Others circumambulate clockwise around Jokhang Temple and Bangor Square to shop in the colorful stores, formed as a bustling market for Tibetan and foreign goods. And I was still breathing just fine as I shopped.
Two huge prayer flag poles in front of Jokhang Temple were loaded with prayer flags. It is believed the energy of the prayers and sacred mantras on the flags flown in the wind will bring all good things to all who see them and their families, friends, and all people throughout the world.
The red flags signify fire, blue for sky/space, green for water, yellow for earth and white for wind/air/clouds.

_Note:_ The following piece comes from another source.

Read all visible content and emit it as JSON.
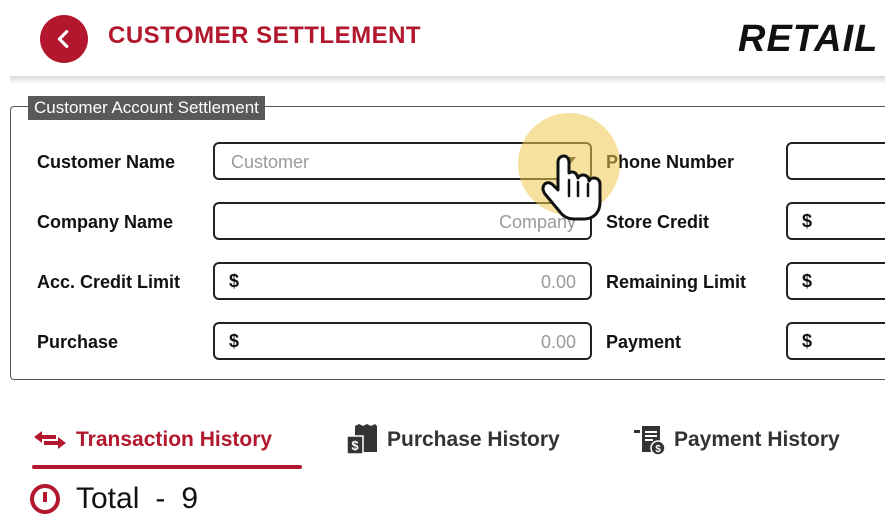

Large incense pots smoked 24 hours a day non-stop as worshipers regularly prayed as they put offerings into the pots. The incense smoke is not considered smoke because it communicates with the Gods.
The wonderful visit to Lhasa ended at the Enlightened Blind Massage Center with a massage. Started by Kyila, a blind lady herself, who had a dream at age 12 to help blind people have an occupation, the center opened in 2014.

After studying massage in Beijing, the students then come to the center in Lhasa to gain work and experience and hopefully one day open their own massage center. Kyila also opened a kindergarten in 2011 for blind children and it is very successful.

Our wonderful enlightening adventure came to an end but the experience will remain with us always.
The beautiful and friendly Tibetan people, the sacred Jokhang Temple, the magnificent Portala Place, and the very colorful Norbulingka Palace were truly outstanding UNESCO treasurers. And I didn’t miss a breath of air the entire visit.